There has been a lot of buzz this week about search engine optimization. Worth its salt? A scam? An art? A science? Phooey? I thought the days of such debate were over. Then just yesterday, I overheard this conversation.

But I want to know exactly how the algorithm works before I give you one penny,” insisted the client.

Um, that’s sort of why Google makes billions,” replied the sales rep.

My, being part of the early days of a medium can certainly be fun. Nothing like having to explain the mechanics of the underbelly before you even can discuss the rewards.

I wonder if the same was true at the advent of television advertising, when Bulova first coughed up $9 for a 10-second spot during a 1941 Brooklyn Dodgers and Philadelphia Phillies baseball game. Maybe the conversation went something like this:

“I won’t buy your newfangled moving picture advertising until you tell me exactly how this television set thing works,” said the client.

“You see, sir, the cathode ray tube is an electronic vacuum tube employing a focused beam of electrons,” the sales rep replied. “As electrons are negative and the anode is positive, the latter attracts the former as they come off the cathode, resulting in a beam. This beam flies through the vacuum in the tube and hits the flat screen at the other end of the tube. This screen is coated with phosphor, which glows when struck by the beam.”

Sounds a bit silly, doesn’t it? So how exactly did we create such a tangled Web when selling SEO? And is there a way out?

For starters, Google’s early remarks that all search engine optimization is a sham did not help the industry. Over the past few years, the engine has been much more flexible in accepting that not all sites are built according to the engines’ criteria, and has invested in building Webmaster relations.

Now that we have passed that mark, the focus is really on the SEO camp. Unfortunately, we as an industry are not so good at packaging our services for the chief marketing officer set. Even the most sophisticated search firm tends to drive the conversation toward tactics and not overarching business strategy.

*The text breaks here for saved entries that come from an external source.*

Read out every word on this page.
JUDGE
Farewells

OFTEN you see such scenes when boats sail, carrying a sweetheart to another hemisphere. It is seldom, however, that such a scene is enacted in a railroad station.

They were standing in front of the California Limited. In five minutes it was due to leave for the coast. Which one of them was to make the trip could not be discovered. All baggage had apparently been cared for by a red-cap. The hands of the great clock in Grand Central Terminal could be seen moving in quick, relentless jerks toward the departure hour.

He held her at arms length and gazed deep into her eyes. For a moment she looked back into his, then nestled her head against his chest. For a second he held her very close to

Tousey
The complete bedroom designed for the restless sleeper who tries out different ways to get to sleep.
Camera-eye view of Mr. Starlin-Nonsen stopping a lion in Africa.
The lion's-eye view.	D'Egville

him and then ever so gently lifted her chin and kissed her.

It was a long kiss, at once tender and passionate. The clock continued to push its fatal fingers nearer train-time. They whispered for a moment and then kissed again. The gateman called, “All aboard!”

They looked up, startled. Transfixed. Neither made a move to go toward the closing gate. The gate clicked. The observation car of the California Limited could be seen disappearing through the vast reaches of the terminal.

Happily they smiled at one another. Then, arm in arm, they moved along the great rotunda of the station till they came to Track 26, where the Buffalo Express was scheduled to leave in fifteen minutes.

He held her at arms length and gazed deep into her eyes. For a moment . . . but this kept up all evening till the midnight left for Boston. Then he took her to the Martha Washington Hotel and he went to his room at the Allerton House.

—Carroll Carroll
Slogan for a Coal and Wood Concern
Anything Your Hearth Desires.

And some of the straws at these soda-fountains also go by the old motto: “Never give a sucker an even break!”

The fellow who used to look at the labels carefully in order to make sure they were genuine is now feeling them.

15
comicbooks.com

I usually advocate grouping search engine optimization activities into a) bridging any obstacles to a search engine spider b) making sure the spider can read content that is dense enough for the topics consumers are searching for and c) there is a positive linking structure. If you need to take the conversation deeper with the tech folks, by all means do so. Just don’t get mired down in the early stages.

Assuming that we have sold through the concept that search engine optimization has value, that there are major steps and lots of tedious details that the outsourced search firm will attend to, the final sticking point is usually fee structure and sticker price.

Like all marketing, search engine marketing is scalable: There are $10,000 solutions and $1 million solutions. Most firms present a project-based fee and spread the cost over 12 months.

While this is great for cash flow, few will disagree that the majority of optimization work is executed upfront, prompting the question, “What exactly do I get for $25,000 a month?”

Herein lies the shift that must occur in our industry.

If I asked, “What exactly do you get from Google AdWords for $1 million a month,” most would spit back, “An average cost per click of 50 cents that is immediate and guaranteed.”

Now take that same logic, dividing the cost of last year’s search engine optimization fees by the quantity of natural search traffic (above a baseline) driven to your site over that period of time. I would be hard-pressed to find a firm that did not find search engine optimization to be the more efficient route.